The Senate passed it by a 61-36 vote, with 12 Republican senators joining the unanimous Democrats.

Now the bill heads to the House, which is expected to pass it, and if that happens, President Biden is expected to sign it into law. Even if this bill becomes law, there are 35 states that ban same-sex marriages and this would not force them to change.

Sen. Tammy Baldwin, a Democrat and an openly gay senator, was the lead sponsor of the bill. We talked with her on Action 2 News at 4:30 about how significant it was to have 12 Republican senators cross the aisle.

We also asked her about how difficult it was to get the process to this point. In her speech in the Senate chamber, she thanked the original sponsors and early supporters of the bill for “unrelenting commitment.”

Was codifying gay marriage in the law even on her radar when she joined the Senate in 2013? And what more does she think Congress needs to do?

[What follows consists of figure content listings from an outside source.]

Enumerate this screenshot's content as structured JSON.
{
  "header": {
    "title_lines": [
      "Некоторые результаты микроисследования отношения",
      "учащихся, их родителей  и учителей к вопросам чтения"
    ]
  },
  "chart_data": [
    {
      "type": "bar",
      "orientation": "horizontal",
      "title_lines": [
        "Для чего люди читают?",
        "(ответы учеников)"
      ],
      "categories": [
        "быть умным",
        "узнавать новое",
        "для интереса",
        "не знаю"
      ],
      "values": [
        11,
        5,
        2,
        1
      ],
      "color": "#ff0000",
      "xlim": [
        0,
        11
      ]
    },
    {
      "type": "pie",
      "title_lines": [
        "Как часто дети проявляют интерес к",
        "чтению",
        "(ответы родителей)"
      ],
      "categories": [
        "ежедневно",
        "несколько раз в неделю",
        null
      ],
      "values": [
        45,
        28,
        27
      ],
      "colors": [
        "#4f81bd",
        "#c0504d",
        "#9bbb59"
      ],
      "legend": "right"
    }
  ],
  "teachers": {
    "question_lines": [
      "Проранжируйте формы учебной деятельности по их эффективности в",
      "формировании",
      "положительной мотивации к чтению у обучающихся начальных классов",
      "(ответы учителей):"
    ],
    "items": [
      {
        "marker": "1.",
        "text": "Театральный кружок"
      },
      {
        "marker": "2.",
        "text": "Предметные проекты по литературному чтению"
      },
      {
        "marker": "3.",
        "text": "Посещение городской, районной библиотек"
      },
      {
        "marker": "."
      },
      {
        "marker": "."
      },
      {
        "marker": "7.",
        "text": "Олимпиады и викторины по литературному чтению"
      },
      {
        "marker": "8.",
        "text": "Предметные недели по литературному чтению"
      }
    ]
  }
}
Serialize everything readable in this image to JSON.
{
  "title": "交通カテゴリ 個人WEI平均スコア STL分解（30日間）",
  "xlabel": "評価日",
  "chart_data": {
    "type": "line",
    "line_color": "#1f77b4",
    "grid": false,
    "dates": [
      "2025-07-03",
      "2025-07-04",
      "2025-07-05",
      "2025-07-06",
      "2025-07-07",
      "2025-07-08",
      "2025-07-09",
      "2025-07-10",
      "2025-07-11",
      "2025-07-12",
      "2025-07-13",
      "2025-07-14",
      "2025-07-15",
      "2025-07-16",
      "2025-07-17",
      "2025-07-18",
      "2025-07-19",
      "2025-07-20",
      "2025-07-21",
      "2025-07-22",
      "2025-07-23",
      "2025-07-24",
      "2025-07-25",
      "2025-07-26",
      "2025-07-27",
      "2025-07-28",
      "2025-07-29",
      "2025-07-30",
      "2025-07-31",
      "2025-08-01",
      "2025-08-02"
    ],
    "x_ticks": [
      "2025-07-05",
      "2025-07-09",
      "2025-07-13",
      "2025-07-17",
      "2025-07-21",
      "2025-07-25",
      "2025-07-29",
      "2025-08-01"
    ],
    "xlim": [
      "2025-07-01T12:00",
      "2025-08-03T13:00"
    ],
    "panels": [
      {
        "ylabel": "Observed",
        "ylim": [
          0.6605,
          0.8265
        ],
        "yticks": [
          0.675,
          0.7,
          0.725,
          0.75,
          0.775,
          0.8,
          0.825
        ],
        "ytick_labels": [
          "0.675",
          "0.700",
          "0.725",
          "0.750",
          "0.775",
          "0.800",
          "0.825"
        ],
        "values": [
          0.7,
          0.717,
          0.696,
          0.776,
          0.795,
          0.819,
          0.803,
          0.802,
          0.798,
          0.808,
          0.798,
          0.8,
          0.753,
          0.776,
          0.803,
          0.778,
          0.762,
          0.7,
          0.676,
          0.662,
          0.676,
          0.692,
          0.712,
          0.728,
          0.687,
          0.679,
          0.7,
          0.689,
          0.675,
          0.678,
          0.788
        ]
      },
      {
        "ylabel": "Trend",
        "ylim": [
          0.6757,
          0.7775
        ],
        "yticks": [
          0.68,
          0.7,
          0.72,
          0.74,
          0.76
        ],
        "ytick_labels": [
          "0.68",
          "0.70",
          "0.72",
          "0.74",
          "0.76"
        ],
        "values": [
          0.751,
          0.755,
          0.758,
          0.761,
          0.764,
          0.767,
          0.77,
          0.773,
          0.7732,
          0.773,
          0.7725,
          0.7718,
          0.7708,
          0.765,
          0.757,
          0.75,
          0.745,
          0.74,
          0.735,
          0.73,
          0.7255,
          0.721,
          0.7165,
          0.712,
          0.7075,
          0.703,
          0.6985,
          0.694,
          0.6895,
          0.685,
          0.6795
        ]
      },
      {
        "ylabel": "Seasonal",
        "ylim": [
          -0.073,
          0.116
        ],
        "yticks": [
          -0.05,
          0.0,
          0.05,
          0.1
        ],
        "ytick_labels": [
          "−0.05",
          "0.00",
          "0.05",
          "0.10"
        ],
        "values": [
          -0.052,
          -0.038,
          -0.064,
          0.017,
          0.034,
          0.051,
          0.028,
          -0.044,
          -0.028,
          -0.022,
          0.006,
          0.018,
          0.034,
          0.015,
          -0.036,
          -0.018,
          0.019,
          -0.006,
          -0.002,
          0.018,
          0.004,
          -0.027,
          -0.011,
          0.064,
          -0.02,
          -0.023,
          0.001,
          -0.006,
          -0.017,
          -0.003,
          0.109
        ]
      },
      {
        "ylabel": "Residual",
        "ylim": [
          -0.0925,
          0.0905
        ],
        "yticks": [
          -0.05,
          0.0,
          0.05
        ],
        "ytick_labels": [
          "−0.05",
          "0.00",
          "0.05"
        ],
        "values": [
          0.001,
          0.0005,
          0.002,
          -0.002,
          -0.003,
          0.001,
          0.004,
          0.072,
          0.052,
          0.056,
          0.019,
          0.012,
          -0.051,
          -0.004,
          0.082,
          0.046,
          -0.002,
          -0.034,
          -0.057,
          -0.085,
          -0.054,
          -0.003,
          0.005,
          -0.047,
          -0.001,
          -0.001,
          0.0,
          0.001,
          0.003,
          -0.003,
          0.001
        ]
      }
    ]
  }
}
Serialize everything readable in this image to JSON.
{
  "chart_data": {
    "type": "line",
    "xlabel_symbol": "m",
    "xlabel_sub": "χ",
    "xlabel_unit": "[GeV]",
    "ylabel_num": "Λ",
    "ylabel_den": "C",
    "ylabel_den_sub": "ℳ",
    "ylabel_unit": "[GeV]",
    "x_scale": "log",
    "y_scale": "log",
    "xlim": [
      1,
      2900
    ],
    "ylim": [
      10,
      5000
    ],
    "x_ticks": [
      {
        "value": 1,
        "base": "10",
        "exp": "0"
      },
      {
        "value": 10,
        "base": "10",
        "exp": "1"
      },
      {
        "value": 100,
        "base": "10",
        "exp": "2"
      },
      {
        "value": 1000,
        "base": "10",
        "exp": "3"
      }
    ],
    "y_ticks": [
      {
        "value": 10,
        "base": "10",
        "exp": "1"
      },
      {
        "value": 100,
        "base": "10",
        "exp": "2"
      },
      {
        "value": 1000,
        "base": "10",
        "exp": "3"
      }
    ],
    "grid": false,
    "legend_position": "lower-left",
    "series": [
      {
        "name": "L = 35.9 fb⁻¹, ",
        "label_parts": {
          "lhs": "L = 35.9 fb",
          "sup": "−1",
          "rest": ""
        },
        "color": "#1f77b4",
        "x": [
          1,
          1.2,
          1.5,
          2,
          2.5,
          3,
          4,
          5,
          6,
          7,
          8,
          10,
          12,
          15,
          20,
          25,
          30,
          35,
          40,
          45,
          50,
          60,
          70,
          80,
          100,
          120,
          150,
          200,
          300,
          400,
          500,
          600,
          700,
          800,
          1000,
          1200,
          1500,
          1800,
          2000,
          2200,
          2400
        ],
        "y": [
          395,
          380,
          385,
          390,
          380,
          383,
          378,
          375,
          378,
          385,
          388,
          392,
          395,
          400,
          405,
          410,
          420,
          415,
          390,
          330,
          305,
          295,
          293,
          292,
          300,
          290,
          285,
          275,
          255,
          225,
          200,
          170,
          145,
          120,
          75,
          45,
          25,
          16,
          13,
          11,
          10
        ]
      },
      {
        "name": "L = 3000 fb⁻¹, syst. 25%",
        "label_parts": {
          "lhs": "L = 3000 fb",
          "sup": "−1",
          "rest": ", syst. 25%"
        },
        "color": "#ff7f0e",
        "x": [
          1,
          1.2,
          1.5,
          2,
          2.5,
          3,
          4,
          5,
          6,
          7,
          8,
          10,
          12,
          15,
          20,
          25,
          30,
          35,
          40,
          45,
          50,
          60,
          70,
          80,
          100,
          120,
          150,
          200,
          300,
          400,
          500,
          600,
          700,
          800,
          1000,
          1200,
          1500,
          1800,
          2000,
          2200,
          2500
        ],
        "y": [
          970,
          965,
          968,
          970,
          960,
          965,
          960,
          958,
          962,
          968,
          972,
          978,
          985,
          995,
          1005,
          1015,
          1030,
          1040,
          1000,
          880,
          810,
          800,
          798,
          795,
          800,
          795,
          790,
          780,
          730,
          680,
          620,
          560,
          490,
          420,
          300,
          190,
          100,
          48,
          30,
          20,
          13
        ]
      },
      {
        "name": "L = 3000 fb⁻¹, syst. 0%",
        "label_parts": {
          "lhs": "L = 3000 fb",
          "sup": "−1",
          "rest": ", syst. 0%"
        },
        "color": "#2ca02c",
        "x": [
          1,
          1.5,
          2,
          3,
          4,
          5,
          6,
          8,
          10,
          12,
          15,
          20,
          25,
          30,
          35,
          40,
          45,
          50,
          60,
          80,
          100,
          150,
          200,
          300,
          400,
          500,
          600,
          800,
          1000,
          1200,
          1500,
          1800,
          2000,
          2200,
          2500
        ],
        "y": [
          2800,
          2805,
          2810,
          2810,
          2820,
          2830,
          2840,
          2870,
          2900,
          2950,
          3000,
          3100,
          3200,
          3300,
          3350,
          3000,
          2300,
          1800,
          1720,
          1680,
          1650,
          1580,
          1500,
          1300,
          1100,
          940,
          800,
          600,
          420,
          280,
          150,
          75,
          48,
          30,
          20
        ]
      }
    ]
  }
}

Wisconsin’s senior U.S. senator, Sen. Ron Johnson, was among the Republicans voting no to the Respect for Marriage Act. He provided Action 2 News with a statement:

“The Respect for Marriage Act is unnecessary as the Obergefell decision is settled law and has no chance of being overturned. The Supreme Court in Dobbs v. Jackson Women’s Health Organization made clear no other right would be affected by its ruling. The Democrats continue to use this to create a state of fear over a settled issue in order to further divide Americans for their political benefit. The substitute amendment did not provide sufficient protection for those with strongly held religious beliefs and leaves a lane open for discrimination by activist groups, state governments and the IRS. I supported my GOP colleagues’ amendments that would have added religious liberty protections to the bill, including Senator Lee’s amendment that would have prohibited the federal government from taking discriminatory action against individuals and institutions for their sincerely held religious beliefs on marriage. I would have supported the bill with my colleagues’ language added. However, they were not adopted. Religious liberty should be upheld for all and those with sincerely held religious beliefs should not be discriminated against for their views on marriage.”